When I hear the term “reboot”, I think of turning my computer off and turning it back on again. It is basically my go-to move for all tech support related issues. My computer is frozen. Reboot. My phone is glitching. Reboot. Can’t open a website. Turn it off for a few minutes. It should be fine.

So usually the the term reboot has a negative connotation for me. It usually means something has gone wrong. That’s how I think about these television shows, too. I had no desire to watch any of them. Yes, I watched Will and Grace and Roseanne when I was younger, but I grew up. I would assume the characters on those shows should have grown up, too. But then, I saw a trailer on Facebook for “The Wonder Years” and I was intrigued. I was hooked after one episode.

Have you seen the melanated marvel that is the newest version of “The Wonder Years”? Set in 1968 in Montgomery, Alabama, we get to watch the coming of age story of Dean Williams. He’s a 12-year old boy in an ever-changing world. They cover first love, first heartbreak, and the assassination of Dr. Martin Luther King, Jr, all in the first episode. In episode two, they sing the Negro National Anthem.

As a kid, I watched the original show with Fred Savage. I always dreamed that some boy would look at me like Kevin Arnold looked at Winnie Cooper. Of course, Winnie spent all her time on a bike, and I spent my time reading books. We weren’t really that similar. And I was hoping to grow out of that middle school angst, but that never really happened.
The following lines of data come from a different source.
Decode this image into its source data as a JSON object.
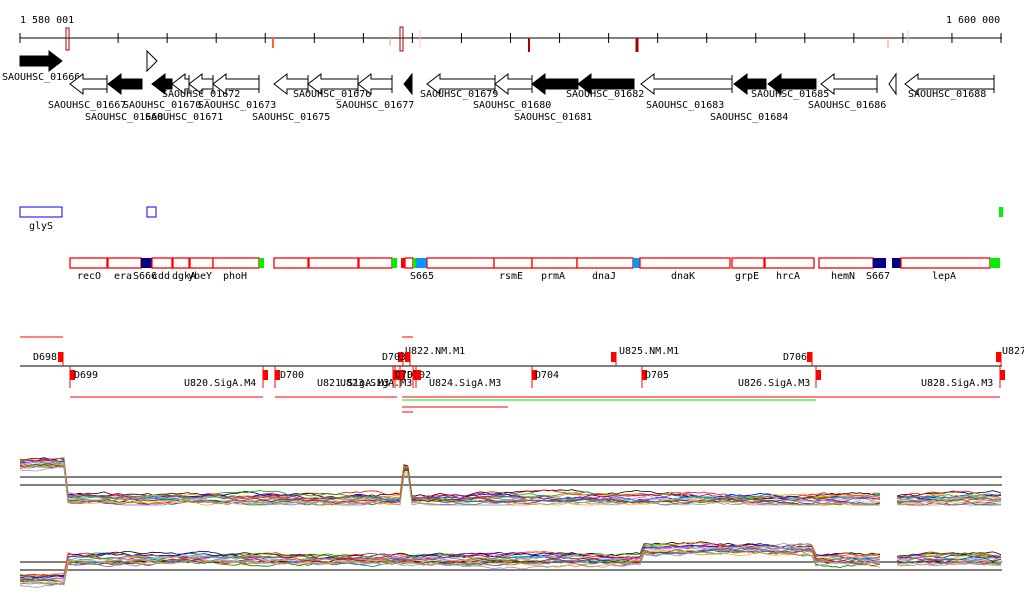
{
  "ruler": {
    "start_label": "1 580 001",
    "end_label": "1 600 000"
  },
  "genes": [
    "SAOUHSC_01666",
    "SAOUHSC_01667",
    "SAOUHSC_01668",
    "SAOUHSC_01670",
    "SAOUHSC_01671",
    "SAOUHSC_01672",
    "SAOUHSC_01673",
    "SAOUHSC_01675",
    "SAOUHSC_01676",
    "SAOUHSC_01677",
    "SAOUHSC_01679",
    "SAOUHSC_01680",
    "SAOUHSC_01681",
    "SAOUHSC_01682",
    "SAOUHSC_01683",
    "SAOUHSC_01684",
    "SAOUHSC_01685",
    "SAOUHSC_01686",
    "SAOUHSC_01688"
  ],
  "features": {
    "glys": "glyS"
  },
  "operons": [
    "recO",
    "era",
    "S666",
    "cdd",
    "dgkA",
    "ybeY",
    "phoH",
    "S665",
    "rsmE",
    "prmA",
    "dnaJ",
    "dnaK",
    "grpE",
    "hrcA",
    "hemN",
    "S667",
    "lepA"
  ],
  "promoters": [
    "D698",
    "U822.NM.M1",
    "D703",
    "U825.NM.M1",
    "D706",
    "U827",
    "D699",
    "U820.SigA.M4",
    "D700",
    "U821.SigA.M3",
    "U823.SigA.M3",
    "D701",
    "D702",
    "U824.SigA.M3",
    "D704",
    "D705",
    "U826.SigA.M3",
    "U828.SigA.M3"
  ],
  "colors": {
    "operon": "#ff0000",
    "start": "#00ee00",
    "srna": "#000088",
    "blue": "#0099ff"
  }
}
I think I finally outgrew my awkward teenage stage at about age 32. Somehow, I did get one of the boys from the neighborhood to marry me, though. Neither one of us is too sure how that happened. But that’s enough about my extended period of weirdness. One of the benefits of watching this show is getting ideas about how to shepherd my kiddos through their own awkward stages.
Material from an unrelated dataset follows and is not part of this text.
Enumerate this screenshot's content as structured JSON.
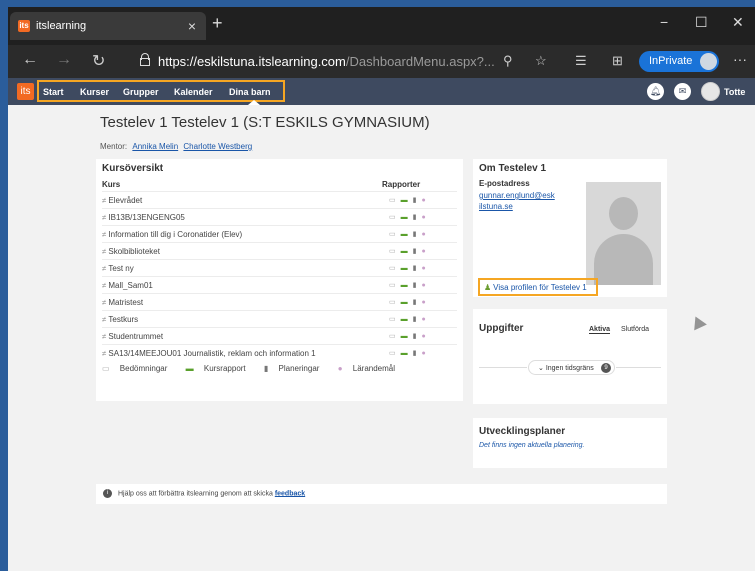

The cast is stunning. I have loved Dule Hill since the West Wing (the only other reboot I’d consider watching.) I can’t believe he’s old enough to be playing a dad on TV, even though I’m sitting here playing a parent in real life. Tony-nominated Saycon Sengblah shines every time on the screen. But the real stars on this show are the kids. EJ Williams, Amari O’Neal, and Milan Ray all look like they could be my son’s friends. I just want to feed them and let them hang out on my sofa. Then, there’s the voice of Don Cheadle narrating their adventures. This show is my new favorite thing.

I need y’all to watch this show and tell me if you love it as much as I do.